‘Banco Central tem que mostrar quem manda’

    Por Eduardo Campos | De Brasília

    Em algum momento ocorrerá uma inevitável correção para cima na cotação do dólar, com alta probabilidade de se transformar numa traumática “parada súbita”. A pressão desse ajuste vai trazer de volta a inflação e exigir nova elevação da taxa Selic. Se for um ajuste súbito, haverá também uma freada no crescimento.

    A avaliação foi feita em junho de 2011, pelo ex-presidente do Banco Central (BC) e atual sócio da consultoria Macrométrica, Francisco Lopes, em artigo para uma série especial do Valor sobre câmbio, juros e inflação.

    No artigo intitulado “Sobre risco cambial, besouros e borboletas”, Lopes criticou a forma de construção das reservas internacionais e apontou a formação de uma autêntica “bolha especulativa” nas reservas que poderia estourar entre 2013 e 2105 com graves consequências.

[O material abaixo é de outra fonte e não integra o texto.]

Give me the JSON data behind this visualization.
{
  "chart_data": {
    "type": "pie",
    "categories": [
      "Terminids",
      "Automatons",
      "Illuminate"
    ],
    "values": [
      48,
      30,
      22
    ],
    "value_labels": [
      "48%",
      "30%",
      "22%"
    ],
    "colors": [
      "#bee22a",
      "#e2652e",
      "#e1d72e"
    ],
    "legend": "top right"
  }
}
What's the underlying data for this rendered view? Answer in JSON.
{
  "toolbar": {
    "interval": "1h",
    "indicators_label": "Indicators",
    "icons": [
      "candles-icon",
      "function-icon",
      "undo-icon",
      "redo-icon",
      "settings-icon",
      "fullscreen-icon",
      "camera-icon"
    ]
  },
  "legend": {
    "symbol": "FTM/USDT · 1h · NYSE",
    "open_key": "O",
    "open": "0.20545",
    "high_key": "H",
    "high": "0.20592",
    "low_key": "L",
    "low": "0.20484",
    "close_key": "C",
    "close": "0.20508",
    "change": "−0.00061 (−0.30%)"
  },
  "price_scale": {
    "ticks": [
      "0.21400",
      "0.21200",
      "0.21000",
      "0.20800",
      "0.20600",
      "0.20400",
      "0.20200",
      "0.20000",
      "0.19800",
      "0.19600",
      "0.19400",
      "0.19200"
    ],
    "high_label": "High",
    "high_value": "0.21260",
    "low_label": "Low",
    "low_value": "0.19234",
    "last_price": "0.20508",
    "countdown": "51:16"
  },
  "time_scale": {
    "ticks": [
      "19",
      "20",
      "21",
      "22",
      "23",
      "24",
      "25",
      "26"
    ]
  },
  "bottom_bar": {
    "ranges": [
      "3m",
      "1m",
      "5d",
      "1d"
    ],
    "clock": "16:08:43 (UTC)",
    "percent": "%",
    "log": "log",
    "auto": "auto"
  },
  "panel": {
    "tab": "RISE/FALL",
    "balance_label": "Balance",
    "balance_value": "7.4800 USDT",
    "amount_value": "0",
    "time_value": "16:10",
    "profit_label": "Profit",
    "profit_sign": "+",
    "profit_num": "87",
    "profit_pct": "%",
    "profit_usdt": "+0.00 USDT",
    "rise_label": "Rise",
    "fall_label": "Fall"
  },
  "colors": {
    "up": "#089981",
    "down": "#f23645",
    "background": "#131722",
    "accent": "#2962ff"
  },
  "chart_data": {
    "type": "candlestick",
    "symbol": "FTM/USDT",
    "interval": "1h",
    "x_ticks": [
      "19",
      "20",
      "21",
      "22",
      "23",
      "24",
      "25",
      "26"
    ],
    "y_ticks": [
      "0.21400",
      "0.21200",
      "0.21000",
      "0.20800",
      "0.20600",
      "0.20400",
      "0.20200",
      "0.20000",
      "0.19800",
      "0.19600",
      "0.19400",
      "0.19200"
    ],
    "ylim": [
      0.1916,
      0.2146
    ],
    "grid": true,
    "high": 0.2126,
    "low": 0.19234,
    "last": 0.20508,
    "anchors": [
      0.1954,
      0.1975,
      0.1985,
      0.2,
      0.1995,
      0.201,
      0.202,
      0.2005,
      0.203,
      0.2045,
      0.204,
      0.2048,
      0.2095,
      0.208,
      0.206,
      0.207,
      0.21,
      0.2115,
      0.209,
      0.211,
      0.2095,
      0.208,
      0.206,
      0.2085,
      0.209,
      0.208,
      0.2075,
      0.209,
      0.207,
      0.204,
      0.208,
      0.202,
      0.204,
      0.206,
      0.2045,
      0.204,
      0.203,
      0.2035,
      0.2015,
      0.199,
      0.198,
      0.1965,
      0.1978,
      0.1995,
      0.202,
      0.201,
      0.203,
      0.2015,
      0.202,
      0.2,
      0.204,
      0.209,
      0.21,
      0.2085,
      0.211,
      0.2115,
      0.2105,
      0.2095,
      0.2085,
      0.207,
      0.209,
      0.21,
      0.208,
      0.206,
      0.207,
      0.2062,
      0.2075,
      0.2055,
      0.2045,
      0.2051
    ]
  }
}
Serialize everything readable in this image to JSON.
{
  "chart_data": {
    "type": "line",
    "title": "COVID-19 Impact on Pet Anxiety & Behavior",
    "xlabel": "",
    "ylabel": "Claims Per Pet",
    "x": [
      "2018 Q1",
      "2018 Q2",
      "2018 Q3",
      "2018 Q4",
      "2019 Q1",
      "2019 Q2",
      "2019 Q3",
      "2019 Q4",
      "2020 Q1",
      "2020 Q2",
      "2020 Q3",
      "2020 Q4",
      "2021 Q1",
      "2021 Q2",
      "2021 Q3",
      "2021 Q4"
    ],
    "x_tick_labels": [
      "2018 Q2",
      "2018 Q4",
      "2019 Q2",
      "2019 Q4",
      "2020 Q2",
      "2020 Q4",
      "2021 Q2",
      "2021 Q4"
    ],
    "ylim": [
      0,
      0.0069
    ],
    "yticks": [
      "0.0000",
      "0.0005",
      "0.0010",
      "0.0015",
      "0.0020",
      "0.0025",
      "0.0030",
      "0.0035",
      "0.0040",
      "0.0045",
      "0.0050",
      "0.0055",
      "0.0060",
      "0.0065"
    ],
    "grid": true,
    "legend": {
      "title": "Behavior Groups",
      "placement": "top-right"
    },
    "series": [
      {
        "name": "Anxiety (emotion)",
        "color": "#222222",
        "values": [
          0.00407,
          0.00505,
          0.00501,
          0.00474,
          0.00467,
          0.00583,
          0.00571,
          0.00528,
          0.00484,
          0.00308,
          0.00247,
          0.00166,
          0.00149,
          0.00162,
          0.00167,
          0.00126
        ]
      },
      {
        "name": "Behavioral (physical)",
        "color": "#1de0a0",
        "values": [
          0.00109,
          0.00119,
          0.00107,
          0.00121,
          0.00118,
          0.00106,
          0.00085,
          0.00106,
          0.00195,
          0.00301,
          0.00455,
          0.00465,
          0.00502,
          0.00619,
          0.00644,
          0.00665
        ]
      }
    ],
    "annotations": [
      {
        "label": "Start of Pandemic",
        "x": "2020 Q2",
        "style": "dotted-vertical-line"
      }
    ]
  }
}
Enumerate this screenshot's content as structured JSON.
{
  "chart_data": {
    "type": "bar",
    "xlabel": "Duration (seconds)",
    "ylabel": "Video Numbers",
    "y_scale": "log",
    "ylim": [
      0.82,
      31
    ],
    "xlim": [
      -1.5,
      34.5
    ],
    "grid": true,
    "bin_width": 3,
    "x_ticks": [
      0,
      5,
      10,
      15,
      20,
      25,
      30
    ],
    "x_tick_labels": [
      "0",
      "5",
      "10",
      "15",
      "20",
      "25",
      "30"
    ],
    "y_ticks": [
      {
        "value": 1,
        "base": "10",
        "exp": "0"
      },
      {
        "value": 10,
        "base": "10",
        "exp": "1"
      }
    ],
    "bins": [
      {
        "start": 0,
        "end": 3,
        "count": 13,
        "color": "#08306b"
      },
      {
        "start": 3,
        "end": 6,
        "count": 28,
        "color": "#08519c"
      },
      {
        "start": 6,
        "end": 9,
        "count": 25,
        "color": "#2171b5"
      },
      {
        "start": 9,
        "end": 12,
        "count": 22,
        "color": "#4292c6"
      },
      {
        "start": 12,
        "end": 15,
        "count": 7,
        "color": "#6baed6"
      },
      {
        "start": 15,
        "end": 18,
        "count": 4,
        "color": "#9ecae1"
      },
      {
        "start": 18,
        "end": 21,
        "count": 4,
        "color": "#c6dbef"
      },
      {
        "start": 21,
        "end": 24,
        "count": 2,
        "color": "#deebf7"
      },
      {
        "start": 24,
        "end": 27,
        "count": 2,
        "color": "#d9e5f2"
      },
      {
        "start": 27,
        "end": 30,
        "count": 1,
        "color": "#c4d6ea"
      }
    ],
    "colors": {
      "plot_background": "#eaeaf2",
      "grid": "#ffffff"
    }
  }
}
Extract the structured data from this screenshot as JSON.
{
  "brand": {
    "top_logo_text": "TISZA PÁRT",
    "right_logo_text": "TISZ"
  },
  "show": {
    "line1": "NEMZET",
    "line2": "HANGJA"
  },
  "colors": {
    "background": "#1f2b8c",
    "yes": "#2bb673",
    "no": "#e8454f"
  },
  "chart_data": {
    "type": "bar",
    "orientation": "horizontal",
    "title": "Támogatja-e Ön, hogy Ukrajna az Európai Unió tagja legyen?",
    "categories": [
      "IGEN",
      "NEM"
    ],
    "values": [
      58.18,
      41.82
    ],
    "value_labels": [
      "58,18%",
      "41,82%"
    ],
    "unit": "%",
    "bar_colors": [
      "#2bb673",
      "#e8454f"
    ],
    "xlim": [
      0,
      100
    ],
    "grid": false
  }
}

    Passados mais de dois anos do artigo, Lopes aponta que o momento atual não é exatamente aquele previsto por ele, mas pondera que a avaliação feita em 2011 serve de pano de fundo para a problemática atual.

    Como as reservas foram construídas, em grande parte, com dívida, diz Lopes, elas estão sujeitas aos financiadores demandarem seu dinheiro de volta. “É uma contingência que tem de ser contemplada. A grande atração para a entrada de dinheiro foi o diferencial de juros interno e externo e um ambiente de muita liquidez internacional. Esse é o cenário que pode mudar”, afirma.

    Retomando o artigo, Lopes escreveu, em 2011, que uma das poucas coisas que o governo poderia fazer diante da perspectiva de um inevitável ajuste cambial no futuro era preparar seus planos de contingência para um amortecimento da desvalorização. “Em particular, tanto o Banco Central como outras áreas mais politizadas do governo têm que estar psicologicamente preparadas para entregar aos ‘malditos especuladores’ o butim resultante de suas operações cambiais no país, sendo que isso poderá significar a perda de um grande e imprevisível volume de reservas internacionais (metade das reservas, por exemplo?)”, escreveu em 2011.

    Esse é o ponto central agora, diz Lopes, o BC pode sim administrar o ajuste no câmbio, mas, para isso, tem de operar com determinação tanto no mercado à vista como no de derivativos.

    A valorização atual do dólar não é caracterizada por uma demanda por hedge (proteção). “Tem contornos de um ataque especulativo”, diz, ponderando que embora não haja forte saída de recursos do país, o especulador se baseia nessa possibilidade.

    De fato, diz Lopes, há um movimento especulativo em diversos países emergentes, como Índia, Indonésia e África do Sul. São países que têm situação vulnerável na parte fiscal, no balanço de pagamentos e passarão, como o Brasil, por eleições em 2014.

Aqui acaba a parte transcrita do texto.